Magdeburger Spuren

Ein Projekt des Stadtarchivs Magdeburg

Während des Dreißigjährigen Krieges ist mit dem historischen Ratsarchiv 1631 auch ein Stück des Gedächtnisses der Stadt Magdeburg zerstört worden. Dieser Verlust beeinträchtigt Forschung und Erinnerungskultur bis heute. Das Projekt „Magdeburger Spuren“ des Stadtarchivs Magdeburg versucht die Überlieferungen vor 1631 wiederherzustellen. Anlässlich eines Workshops am 5.9.2019 wurde auch die zugehörige Internetseite www.magdeburger-spuren.de freigeschaltet.

Abb.: Projektwebseite (Ausschnitt) „Magdeburger Spuren“ des Stadtarchivs Magdeburg

Dank einer überregional weiten Vernetzung blickt die Stadt Magdeburg auf eine reiche Vergangenheit. Durch dieses Netzwerk kann auf das kollektive Gedächtnis Europas zurückgegriffen werden, um die Geschichte der Elbestadt vor der Zerstörung des historischen Stadtarchivs wiederherzustellen. Das wusste bereits Otto von Guericke: Er begann nach dem Dreißigjährigen Krieg, Kopien aus auswärtigen Archiven von Wien bis Lübeck zu beschaffen, um die Rechtstitel seiner Stadt zu sichern.

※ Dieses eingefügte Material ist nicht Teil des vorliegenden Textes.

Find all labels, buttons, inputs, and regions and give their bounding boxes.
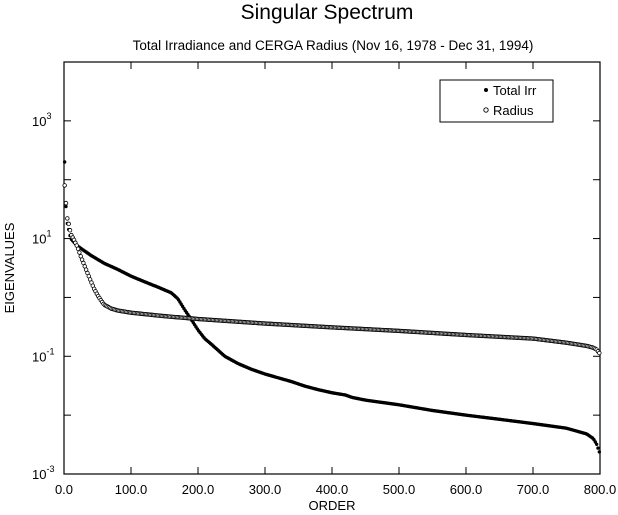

Mit dem Projekt „Magdeburger Spuren“ hat das Stadtarchiv die Idee Guerickes aufgegriffen und dank „Digital Humanities“ ins 21. Jahrhundert übersetzt. Digital Humanities, also die digitalen Geisteswissenschaften, nutzen computergestützte Verfahren und digitale Ressourcen, um die zerstörten Überlieferungen vor 1631 virtuell zu rekonstruieren und nutzbar zu machen. Archivische Funde werden dabei als Digitalisate, zusammen mit allen wichtigen Erschließungsinformationen (Herkunftsarchiv, Signatur, Überlieferungskontext), in den virtuellen Bestand „Magdeburger Spuren“ aufgenommen und damit auf der Website für jedermann zugänglich.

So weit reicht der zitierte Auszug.